BZI-Geschäftsführerin Dr. Deniz Nergiz im Interview

"Demokratie braucht jede Stimme – auch ohne deutschen Pass!"

Personal mit Migrationsgeschichte, Fortbildungen für Interkulturelle Kompetenz und das Aufzeigen von Lösungswegen – diese und weitere Maßnahmen sind für eine Interkulturelle Öffnung unverzichtbar, erklärt Dr. Deniz Nergiz im Interview. Nina Mikolaschek vom Projekt Weltoffene Kommune hat der Geschäftsführerin des Bundeszuwanderungs- und Integrationsrats (BZI) 5 Fragen gestellt:

1. Frau Dr. Nergiz, welche Veränderung nehmen Sie seit Entstehung der Integrations-/Migrationsbeiräte (damals: Ausländerbeiräte) wahr? Wo stehen diese heute?

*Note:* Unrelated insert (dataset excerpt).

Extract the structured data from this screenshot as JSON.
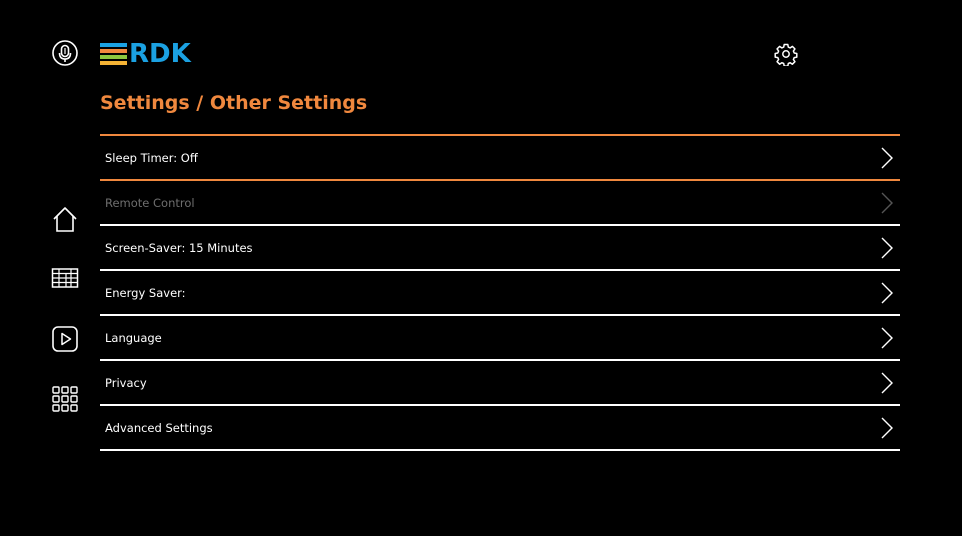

    Dr. Deniz Nergiz: Die Geschichte der Ausländer- und Integrationsbeiräte ist so wechselhaft und vielfältig wie die Migrationspolitik hierzulande selbst: Seit mehr als 40 Jahren bilden die Beiräte ein wichtiges Stück Geschichte von Migrant*innen und ihres Engagements in der Bundesrepublik ab. Eine sehr dynamische Geschichte, wie sich heute rückblickend festhalten lässt.

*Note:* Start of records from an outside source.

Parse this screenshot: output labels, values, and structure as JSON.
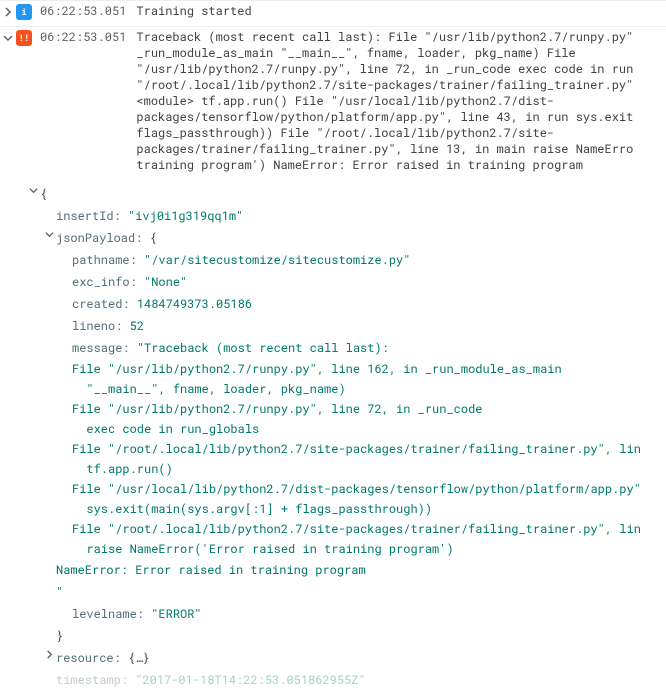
{
  "rows": [
    {
      "severity": "i",
      "sev_class": "sev-info",
      "expanded": false,
      "timestamp": "06:22:53.051",
      "message": "Training started"
    },
    {
      "severity": "!!",
      "sev_class": "sev-error",
      "expanded": true,
      "timestamp": "06:22:53.051",
      "message": "Traceback (most recent call last): File \"/usr/lib/python2.7/runpy.py\"\n_run_module_as_main \"__main__\", fname, loader, pkg_name) File\n\"/usr/lib/python2.7/runpy.py\", line 72, in _run_code exec code in run\n\"/root/.local/lib/python2.7/site-packages/trainer/failing_trainer.py\"\n<module> tf.app.run() File \"/usr/local/lib/python2.7/dist-\npackages/tensorflow/python/platform/app.py\", line 43, in run sys.exit\nflags_passthrough)) File \"/root/.local/lib/python2.7/site-\npackages/trainer/failing_trainer.py\", line 13, in main raise NameErro\ntraining program') NameError: Error raised in training program"
    }
  ],
  "payload": {
    "open_brace": "{",
    "close_brace": "}",
    "insertId": {
      "key": "insertId:",
      "value": "\"ivj0i1g319qq1m\""
    },
    "jsonPayload": {
      "key": "jsonPayload:",
      "open": "{",
      "close": "}",
      "pathname": {
        "key": "pathname:",
        "value": "\"/var/sitecustomize/sitecustomize.py\""
      },
      "exc_info": {
        "key": "exc_info:",
        "value": "\"None\""
      },
      "created": {
        "key": "created:",
        "value": "1484749373.05186"
      },
      "lineno": {
        "key": "lineno:",
        "value": "52"
      },
      "message_key": "message:",
      "message_first": "\"Traceback (most recent call last):",
      "trace": [
        "File \"/usr/lib/python2.7/runpy.py\", line 162, in _run_module_as_main",
        "  \"__main__\", fname, loader, pkg_name)",
        "File \"/usr/lib/python2.7/runpy.py\", line 72, in _run_code",
        "  exec code in run_globals",
        "File \"/root/.local/lib/python2.7/site-packages/trainer/failing_trainer.py\", lin",
        "  tf.app.run()",
        "File \"/usr/local/lib/python2.7/dist-packages/tensorflow/python/platform/app.py\"",
        "  sys.exit(main(sys.argv[:1] + flags_passthrough))",
        "File \"/root/.local/lib/python2.7/site-packages/trainer/failing_trainer.py\", lin",
        "  raise NameError('Error raised in training program')"
      ],
      "message_tail1": "NameError: Error raised in training program",
      "message_tail2": "\"",
      "levelname": {
        "key": "levelname:",
        "value": "\"ERROR\""
      }
    },
    "resource": {
      "key": "resource:",
      "value": "{…}"
    },
    "timestamp_field": {
      "key": "timestamp:",
      "value": "\"2017-01-18T14:22:53.051862955Z\""
    }
  }
}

    In ihren Geburtsstunden stand ihre sachkundige Funktion im Vordergrund: Es lebten immer mehr Ausländer*innen in den Kommunen und die Politik brauchte einen Zugang, Sachverstand und Informationen. Strukturell betrachtet leisteten die Beiräte fast flächendeckend noch einen anderen wichtigen Beitrag, der heute eher selten erwähnt wird: Sie haben die Ausländer- und Integrationspolitik in ihren ersten Gehversuchen, die sich als ein dringender Bedarf aus allen Ecken der Kommunen anmeldete, mit Kompetenzen und Informationen ausgestattet. Auf diese Weise haben wesentliche Anliegen der neuen und rasant wachsenden Bevölkerungsgruppe kommunale Verwaltungen erreicht.

    "Nur in wenigen Instanzen bestehen einige Beiräte noch unter dem alten Namen"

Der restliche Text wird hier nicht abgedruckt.